これにより、例えばMyClassのオブジェクトと組み込み型(例: int)を足し合わせる場合でも、適切に処理を定義できます。

Python
 
class MyNumber:
    def __init__(self, value):
        self.value = value
    def __repr__(self): return f"MyNumber({self.value})"

    def __add__(self, other):
        if isinstance(other, MyNumber):
            return MyNumber(self.value + other.value)
        elif isinstance(other, int):
            return MyNumber(self.value + other)
        return NotImplemented # これが重要

    def __radd__(self, other): # other + self が呼び出された時
        if isinstance(other, int):
            return MyNumber(other + self.value)
        return NotImplemented

num = MyNumber(10)
print(num + MyNumber(5)) # MyNumber(15) (MyNumber.__add__ が呼び出される)
print(num + 3)          # MyNumber(13) (MyNumber.__add__ が呼び出される)
print(5 + num)          # MyNumber(15) (int.__add__ が NotImplemented を返し、MyNumber.__radd__ が呼び出される)

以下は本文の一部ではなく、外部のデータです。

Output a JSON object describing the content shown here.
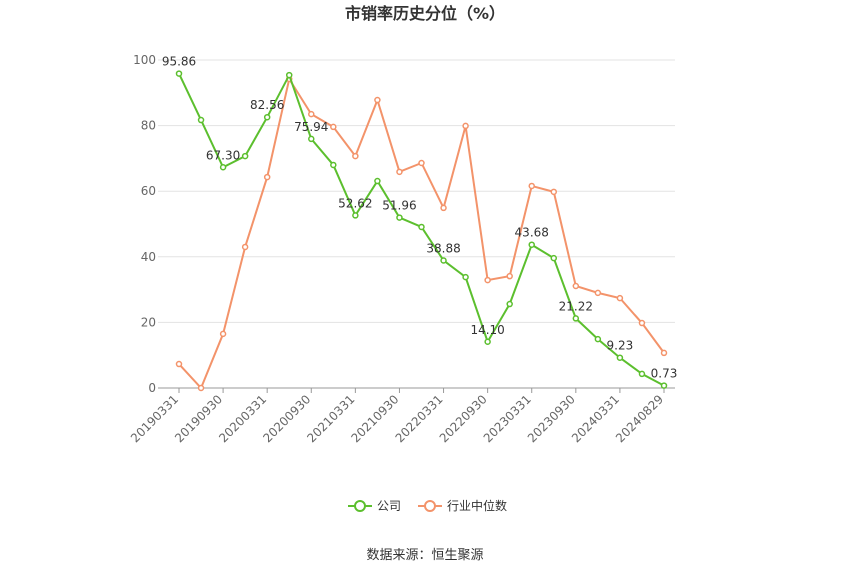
{
  "chart_data": {
    "type": "line",
    "title": "市销率历史分位（%）",
    "categories": [
      "20190331",
      null,
      "20190930",
      null,
      "20200331",
      null,
      "20200930",
      null,
      "20210331",
      null,
      "20210930",
      null,
      "20220331",
      null,
      "20220930",
      null,
      "20230331",
      null,
      "20230930",
      null,
      "20240331",
      null,
      "20240829"
    ],
    "series": [
      {
        "name": "公司",
        "color": "#5cbf2e",
        "values": [
          95.86,
          81.7,
          67.3,
          70.7,
          82.56,
          95.4,
          75.94,
          68,
          52.62,
          63.1,
          51.96,
          49.1,
          38.88,
          33.8,
          14.1,
          25.6,
          43.68,
          39.6,
          21.22,
          14.9,
          9.23,
          4.3,
          0.73
        ],
        "value_labels": [
          "95.86",
          null,
          "67.30",
          null,
          "82.56",
          null,
          "75.94",
          null,
          "52.62",
          null,
          "51.96",
          null,
          "38.88",
          null,
          "14.10",
          null,
          "43.68",
          null,
          "21.22",
          null,
          "9.23",
          null,
          "0.73"
        ]
      },
      {
        "name": "行业中位数",
        "color": "#f3936a",
        "values": [
          7.3,
          0,
          16.5,
          43,
          64.3,
          94.2,
          83.5,
          79.6,
          70.7,
          87.8,
          65.9,
          68.6,
          54.9,
          79.9,
          32.9,
          34.1,
          61.6,
          59.8,
          31.1,
          29,
          27.4,
          19.8,
          10.7
        ]
      }
    ],
    "ylim": [
      0,
      100
    ],
    "yticks": [
      0,
      20,
      40,
      60,
      80,
      100
    ],
    "grid": true,
    "legend": "bottom",
    "source": "数据来源：恒生聚源"
  }
}
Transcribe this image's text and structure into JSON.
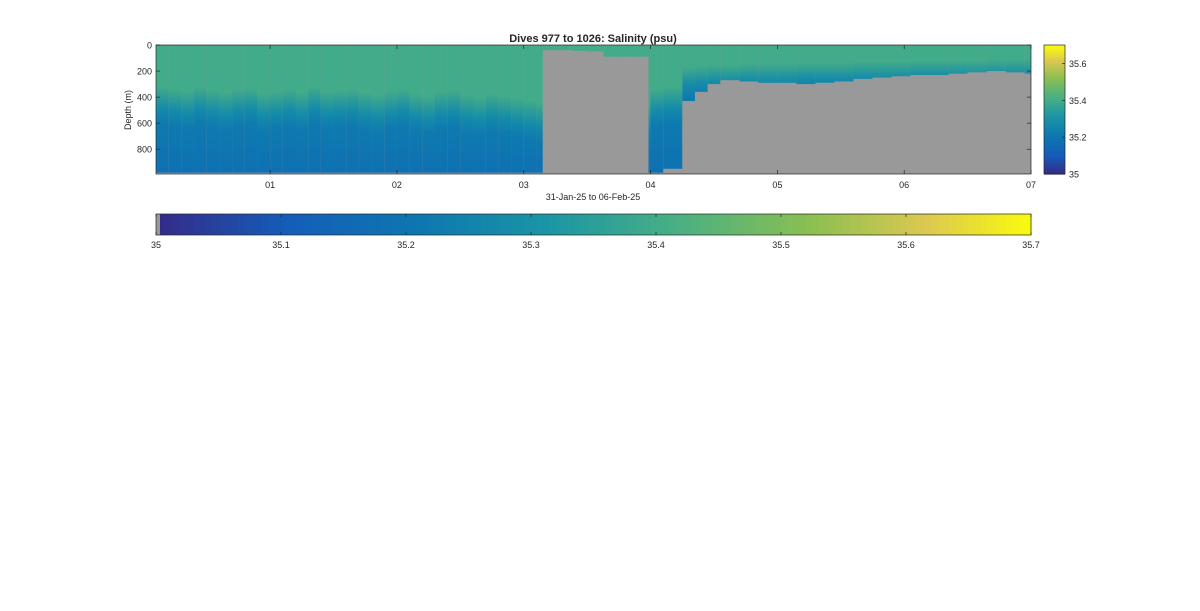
{
  "chart_data": {
    "type": "heatmap",
    "title": "Dives 977 to 1026: Salinity (psu)",
    "xlabel": "31-Jan-25 to 06-Feb-25",
    "ylabel": "Depth (m)",
    "x_tick_labels": [
      "01",
      "02",
      "03",
      "04",
      "05",
      "06",
      "07"
    ],
    "x_ticks_days": [
      1,
      2,
      3,
      4,
      5,
      6,
      7
    ],
    "xlim_days": [
      0.1,
      7.0
    ],
    "y_tick_labels": [
      "0",
      "200",
      "400",
      "600",
      "800"
    ],
    "y_ticks": [
      0,
      200,
      400,
      600,
      800
    ],
    "ylim": [
      0,
      990
    ],
    "y_reversed": true,
    "colormap": "parula",
    "no_data_color": "#999999",
    "side_colorbar": {
      "ticks": [
        35,
        35.2,
        35.4,
        35.6
      ],
      "tick_labels": [
        "35",
        "35.2",
        "35.4",
        "35.6"
      ],
      "clim": [
        35,
        35.7
      ]
    },
    "bottom_colorbar": {
      "ticks": [
        35,
        35.1,
        35.2,
        35.3,
        35.4,
        35.5,
        35.6,
        35.7
      ],
      "tick_labels": [
        "35",
        "35.1",
        "35.2",
        "35.3",
        "35.4",
        "35.5",
        "35.6",
        "35.7"
      ],
      "clim": [
        35,
        35.7
      ]
    },
    "profile_columns": {
      "x_days": [
        0.1,
        0.2,
        0.3,
        0.4,
        0.5,
        0.6,
        0.7,
        0.8,
        0.9,
        1.0,
        1.1,
        1.2,
        1.3,
        1.4,
        1.5,
        1.6,
        1.7,
        1.8,
        1.9,
        2.0,
        2.1,
        2.2,
        2.3,
        2.4,
        2.5,
        2.6,
        2.7,
        2.8,
        2.9,
        3.0,
        3.1,
        3.15,
        4.0,
        4.1,
        4.25,
        4.35,
        4.45,
        4.55,
        4.7,
        4.85,
        5.0,
        5.15,
        5.3,
        5.45,
        5.6,
        5.75,
        5.9,
        6.05,
        6.2,
        6.35,
        6.5,
        6.65,
        6.8,
        6.95
      ],
      "max_depth": [
        980,
        980,
        980,
        980,
        980,
        980,
        980,
        980,
        980,
        980,
        980,
        980,
        980,
        980,
        980,
        980,
        980,
        980,
        980,
        980,
        980,
        980,
        980,
        980,
        980,
        980,
        980,
        980,
        980,
        980,
        980,
        980,
        980,
        950,
        430,
        360,
        300,
        270,
        280,
        290,
        290,
        300,
        290,
        280,
        260,
        250,
        240,
        230,
        230,
        220,
        210,
        200,
        210,
        220
      ],
      "halocline_depth": [
        380,
        400,
        420,
        380,
        410,
        430,
        400,
        390,
        440,
        420,
        400,
        430,
        380,
        420,
        410,
        400,
        430,
        450,
        420,
        400,
        440,
        460,
        420,
        410,
        450,
        470,
        440,
        460,
        480,
        500,
        520,
        520,
        400,
        380,
        200,
        190,
        180,
        180,
        170,
        170,
        170,
        160,
        160,
        160,
        150,
        150,
        150,
        140,
        140,
        140,
        140,
        130,
        130,
        130
      ]
    },
    "no_data_spans": [
      {
        "x_start_days": 3.15,
        "x_end_days": 3.98,
        "top_depth": [
          40,
          40,
          45,
          50,
          90,
          90,
          90
        ]
      }
    ]
  }
}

__radd__は、左側のオブジェクトが右側のオブジェクトを処理できない場合に、右側のオブジェクトのメソッドが呼び出されるという「フォールバック」の役割を果たします。

まとめ

__add__メソッドは、Pythonのオブジェクト指向プログラミングにおいて、カスタムクラスに直感的で自然な「足し算」の挙動を与えるための強力なツールです。

  • +演算子の動作をカスタマイズするための特殊メソッド

  • 常に新しいオブジェクトを返すべきで、元のオブジェクトを直接変更しない。

  • other引数の型を適切にチェックし、サポートしない型の場合は**NotImplementedを返す**。

  • __radd__メソッドと連携して、異なる型のオブジェクト間の加算も処理できる。

__add__を使いこなすことで、あなたのカスタムクラスはよりPythonicで、まるで組み込み型のように自然に振る舞うようになります。ぜひ今日学んだことを、あなたのコーディングに活かしてみてくださいね!